The reference to rsync in Dropbox's YCombinator application is a bit of a tipoff --- rsync uses exactly this technique to avoid recopying files that already exist at the destination.
Yep...I never dived much into that reason - but that's why I quoted it and quoted the definition of 'Diff'. I guess I never brought it home as coherently as I wanted to.
I thought this was common knowledge. It wouldn't make sense to store Pirated.Movie.DVDRiP.avi thousands of times if it's the same file for thousands of users. Files that translate to the same hash, get served from one single file on DB's servers.
It's a pretty common optimization. They had a good plan, and executed well, but let's not get carried away; other people were working on similar ideas. I'd bet that data stored in s3 are deduplicated in a similar manner.
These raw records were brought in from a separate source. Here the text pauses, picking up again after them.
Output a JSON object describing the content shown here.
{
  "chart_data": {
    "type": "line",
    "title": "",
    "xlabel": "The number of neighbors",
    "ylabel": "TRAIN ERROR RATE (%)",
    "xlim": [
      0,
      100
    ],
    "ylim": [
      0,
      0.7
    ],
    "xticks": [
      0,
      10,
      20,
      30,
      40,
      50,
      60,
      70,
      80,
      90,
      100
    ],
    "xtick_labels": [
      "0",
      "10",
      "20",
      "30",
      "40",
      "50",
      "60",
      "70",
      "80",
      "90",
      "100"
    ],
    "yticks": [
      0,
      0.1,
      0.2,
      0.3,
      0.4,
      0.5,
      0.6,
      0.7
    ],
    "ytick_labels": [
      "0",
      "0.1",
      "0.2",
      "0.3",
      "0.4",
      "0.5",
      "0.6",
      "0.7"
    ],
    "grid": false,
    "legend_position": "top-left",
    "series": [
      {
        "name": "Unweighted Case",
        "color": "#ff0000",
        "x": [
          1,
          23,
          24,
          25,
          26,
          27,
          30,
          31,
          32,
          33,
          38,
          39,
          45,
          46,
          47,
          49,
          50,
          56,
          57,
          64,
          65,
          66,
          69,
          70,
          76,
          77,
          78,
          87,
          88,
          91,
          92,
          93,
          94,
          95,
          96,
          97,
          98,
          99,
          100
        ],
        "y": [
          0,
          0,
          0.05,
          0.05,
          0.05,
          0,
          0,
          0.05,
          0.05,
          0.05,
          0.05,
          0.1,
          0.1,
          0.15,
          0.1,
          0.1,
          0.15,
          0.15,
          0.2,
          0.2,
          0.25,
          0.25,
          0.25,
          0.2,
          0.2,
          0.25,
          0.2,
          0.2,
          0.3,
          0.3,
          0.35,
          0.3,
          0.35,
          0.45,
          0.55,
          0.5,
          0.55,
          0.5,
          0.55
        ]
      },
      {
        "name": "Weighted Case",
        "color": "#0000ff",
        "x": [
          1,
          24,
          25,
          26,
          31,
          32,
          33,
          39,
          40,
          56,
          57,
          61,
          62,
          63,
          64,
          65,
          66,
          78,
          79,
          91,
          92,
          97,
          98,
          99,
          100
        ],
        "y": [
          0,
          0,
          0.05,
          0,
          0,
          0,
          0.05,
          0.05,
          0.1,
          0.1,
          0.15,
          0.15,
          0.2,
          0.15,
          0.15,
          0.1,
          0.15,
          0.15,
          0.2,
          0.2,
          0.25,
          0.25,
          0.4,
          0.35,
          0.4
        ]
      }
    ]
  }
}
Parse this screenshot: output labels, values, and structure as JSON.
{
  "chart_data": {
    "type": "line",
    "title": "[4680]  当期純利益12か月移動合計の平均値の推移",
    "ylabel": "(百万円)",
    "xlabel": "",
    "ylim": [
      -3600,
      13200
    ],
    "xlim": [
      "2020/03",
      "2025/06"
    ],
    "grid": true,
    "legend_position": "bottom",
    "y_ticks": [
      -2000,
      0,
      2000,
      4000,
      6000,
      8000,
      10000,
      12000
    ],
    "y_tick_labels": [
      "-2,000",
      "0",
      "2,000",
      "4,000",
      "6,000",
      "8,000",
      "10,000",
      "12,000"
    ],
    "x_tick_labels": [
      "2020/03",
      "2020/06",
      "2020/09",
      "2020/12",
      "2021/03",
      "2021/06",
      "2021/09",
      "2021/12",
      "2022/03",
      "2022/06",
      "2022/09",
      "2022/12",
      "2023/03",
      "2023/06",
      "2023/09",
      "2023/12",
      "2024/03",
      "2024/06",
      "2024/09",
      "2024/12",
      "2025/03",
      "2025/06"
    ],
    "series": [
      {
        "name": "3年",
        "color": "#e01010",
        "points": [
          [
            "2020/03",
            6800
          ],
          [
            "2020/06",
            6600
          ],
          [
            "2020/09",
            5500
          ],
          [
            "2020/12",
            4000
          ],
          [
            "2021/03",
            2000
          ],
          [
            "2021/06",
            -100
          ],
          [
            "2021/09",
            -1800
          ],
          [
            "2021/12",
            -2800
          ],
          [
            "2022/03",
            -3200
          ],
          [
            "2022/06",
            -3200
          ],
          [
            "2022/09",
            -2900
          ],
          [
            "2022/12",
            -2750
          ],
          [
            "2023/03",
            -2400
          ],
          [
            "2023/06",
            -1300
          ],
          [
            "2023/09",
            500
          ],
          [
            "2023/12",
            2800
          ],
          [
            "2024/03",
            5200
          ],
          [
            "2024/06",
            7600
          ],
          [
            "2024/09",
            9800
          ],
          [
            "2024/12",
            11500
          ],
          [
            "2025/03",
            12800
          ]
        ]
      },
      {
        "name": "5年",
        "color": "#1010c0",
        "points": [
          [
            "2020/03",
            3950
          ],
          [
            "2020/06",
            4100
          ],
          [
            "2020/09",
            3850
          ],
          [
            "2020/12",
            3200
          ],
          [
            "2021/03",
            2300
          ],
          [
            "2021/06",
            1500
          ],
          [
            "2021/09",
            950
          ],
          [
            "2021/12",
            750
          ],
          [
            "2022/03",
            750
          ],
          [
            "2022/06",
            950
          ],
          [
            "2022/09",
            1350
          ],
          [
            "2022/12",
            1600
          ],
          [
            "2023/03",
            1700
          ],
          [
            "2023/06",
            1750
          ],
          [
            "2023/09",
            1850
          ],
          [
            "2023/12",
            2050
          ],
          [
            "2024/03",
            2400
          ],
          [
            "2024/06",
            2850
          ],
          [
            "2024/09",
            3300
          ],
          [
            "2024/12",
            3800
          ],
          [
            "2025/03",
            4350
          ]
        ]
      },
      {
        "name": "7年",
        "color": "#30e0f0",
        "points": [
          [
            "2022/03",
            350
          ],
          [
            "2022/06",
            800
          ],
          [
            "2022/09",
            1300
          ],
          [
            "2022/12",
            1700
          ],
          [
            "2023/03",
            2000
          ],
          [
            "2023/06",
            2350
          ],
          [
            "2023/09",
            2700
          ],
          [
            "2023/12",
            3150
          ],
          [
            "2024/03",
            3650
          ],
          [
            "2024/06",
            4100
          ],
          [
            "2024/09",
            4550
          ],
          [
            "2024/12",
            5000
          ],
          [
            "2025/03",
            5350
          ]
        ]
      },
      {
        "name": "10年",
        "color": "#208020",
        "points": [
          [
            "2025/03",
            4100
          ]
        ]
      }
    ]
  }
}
Another plus to their setup is the hash for the file is calculated on your machine, so you pay them so you can calculate the hash on your own files and only upload them if they haven't seen them before.
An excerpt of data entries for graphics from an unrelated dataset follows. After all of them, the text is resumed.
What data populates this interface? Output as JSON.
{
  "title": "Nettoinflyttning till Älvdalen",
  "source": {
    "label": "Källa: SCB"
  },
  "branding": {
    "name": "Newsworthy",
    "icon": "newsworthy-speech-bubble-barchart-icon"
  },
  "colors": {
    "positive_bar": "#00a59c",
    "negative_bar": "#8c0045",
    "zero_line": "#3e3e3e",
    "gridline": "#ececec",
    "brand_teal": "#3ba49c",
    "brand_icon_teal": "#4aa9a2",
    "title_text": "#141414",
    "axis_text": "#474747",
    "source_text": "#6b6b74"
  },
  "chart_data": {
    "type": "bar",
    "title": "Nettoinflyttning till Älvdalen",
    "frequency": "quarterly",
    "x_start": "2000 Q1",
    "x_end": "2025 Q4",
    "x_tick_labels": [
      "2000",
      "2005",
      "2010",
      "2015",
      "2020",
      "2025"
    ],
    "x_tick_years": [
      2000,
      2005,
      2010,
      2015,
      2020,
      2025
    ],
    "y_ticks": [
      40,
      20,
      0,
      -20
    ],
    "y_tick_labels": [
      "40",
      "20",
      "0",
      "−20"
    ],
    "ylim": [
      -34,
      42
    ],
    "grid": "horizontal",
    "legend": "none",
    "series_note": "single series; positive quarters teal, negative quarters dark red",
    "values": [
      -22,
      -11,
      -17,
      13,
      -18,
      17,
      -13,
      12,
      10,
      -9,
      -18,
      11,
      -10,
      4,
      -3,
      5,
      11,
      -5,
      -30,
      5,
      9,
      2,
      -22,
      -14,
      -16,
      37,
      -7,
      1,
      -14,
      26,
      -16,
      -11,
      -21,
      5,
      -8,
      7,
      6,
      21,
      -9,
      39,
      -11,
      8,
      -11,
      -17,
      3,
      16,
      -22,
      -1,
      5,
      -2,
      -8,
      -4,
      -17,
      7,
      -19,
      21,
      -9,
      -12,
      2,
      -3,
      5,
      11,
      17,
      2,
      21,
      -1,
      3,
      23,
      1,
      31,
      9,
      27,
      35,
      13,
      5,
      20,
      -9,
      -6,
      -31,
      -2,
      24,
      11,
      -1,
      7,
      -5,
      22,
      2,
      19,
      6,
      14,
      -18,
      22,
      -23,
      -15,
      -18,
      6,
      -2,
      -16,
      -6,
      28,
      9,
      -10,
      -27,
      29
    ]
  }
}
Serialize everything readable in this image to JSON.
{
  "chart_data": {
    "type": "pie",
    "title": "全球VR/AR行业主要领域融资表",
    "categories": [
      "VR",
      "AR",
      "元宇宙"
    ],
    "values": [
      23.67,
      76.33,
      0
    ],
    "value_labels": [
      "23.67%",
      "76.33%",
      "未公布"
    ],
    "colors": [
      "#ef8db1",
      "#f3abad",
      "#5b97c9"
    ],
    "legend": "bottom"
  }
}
Well...I am not 100% sure, but that's the only logical thing given that if you tried that example I gave you with the 241MB file, it uploaded in a minute or two.
Well..considering the alternative, that's the least. The alternative being that they store every file X number of times, where X is the number of users that upload that file.
Wasting money on bandwidth by doing multiple transfers is minimal in comparison.